= Hocker (sport) =

American team sport

Hocker is a team sport developed in Fairfield, Connecticut, by attorney John Henry Norton. He first devised it in the late 1950s, then spent a decade refining it, then sought to promote it in the 1970s. He built a dedicated field on his property and hosted a weekly game there with his family and often a small crowd of participants and onlookers. The nearby Southport, Connecticut, chapter of the Boy's Club of America began a league for players ages 11 to 15, and by 1977 the Boy's Club league had spread to more than 1,100 affiliated clubs.
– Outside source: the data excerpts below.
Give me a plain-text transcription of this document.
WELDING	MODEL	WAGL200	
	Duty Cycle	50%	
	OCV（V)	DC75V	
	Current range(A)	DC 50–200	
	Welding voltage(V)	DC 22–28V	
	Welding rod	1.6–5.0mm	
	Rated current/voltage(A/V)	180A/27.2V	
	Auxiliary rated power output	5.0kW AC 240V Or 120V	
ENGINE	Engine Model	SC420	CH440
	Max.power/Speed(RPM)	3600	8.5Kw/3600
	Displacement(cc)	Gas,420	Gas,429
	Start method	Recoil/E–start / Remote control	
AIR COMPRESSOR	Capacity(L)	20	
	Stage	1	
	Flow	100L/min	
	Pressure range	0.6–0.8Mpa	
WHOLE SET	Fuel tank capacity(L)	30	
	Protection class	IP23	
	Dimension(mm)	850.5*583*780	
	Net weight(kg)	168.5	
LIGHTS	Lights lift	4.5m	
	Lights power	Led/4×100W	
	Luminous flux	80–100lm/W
Additionally, the sport came to be played in school systems in Connecticut, California, and Florida, and appeared as an intramural sport or clinic at several colleges, including the University of Bridgeport, Southern Connecticut State, and Miami-Dade Junior College.

Norton, the father of 14 children (including five who were adopted), wanted to create a sport they could all play together, both boys and girls, despite their various ages, sizes, and skill levels. It was also important to him that it be a sport he would play with them: "When kids are small, it is difficult to find a game you can play with them that they can be successful at right away, and that you can enjoy playing, too."

Hocker is fast-moving and has simple rules. It is played with a 16-inch rubber ball (which can be smaller) on a field approximately the size of a football field (though sources conflict on the exact dimensions). Two teams consist of nine players each. The field is enclosed in a fence to ensure the ball stays inside, in play at all times. The ball can be dribbled as in soccer or basketball, kicked, punched, or headbutted, but not carried. The goals are 18 feet wide and nine feet high, similar to soccer goals, although they have a double cross-bar at the top. The additional space created by the double bar is divided into two rectangles and a center square. The number of points awarded for a goal varies from one to five; placing the ball through the largest area of the goal scores one point, the smaller rectangles above are worth three points, and the smallest area, the square, awards five points. A set ends when a team has scored seven points. A short game is won when a team wins two out of three sets; a long game is won by three out of five sets.

By the summer of 1977, with the Boys Club league well established and the sport expanding to colleges, Norton attempted to attract corporate sponsors, which he believed would spread the sport worldwide. A federation, Hocker Federation International, was founded, and hocker was noted in 1977 to have been played by 100,000 people in the United States, as well as in countries such as Australia, Taiwan and Brazil. By 1979, inter-college competitions had been set up, and hocker was played in the Special Olympics. It was also played by Bruce Jenner on a 1978 episode of Good Morning America. It is no longer widely played.

Three of Horton's children sought careers in professional tennis, including Beth Norton, who performed notably at the 1976 US Open.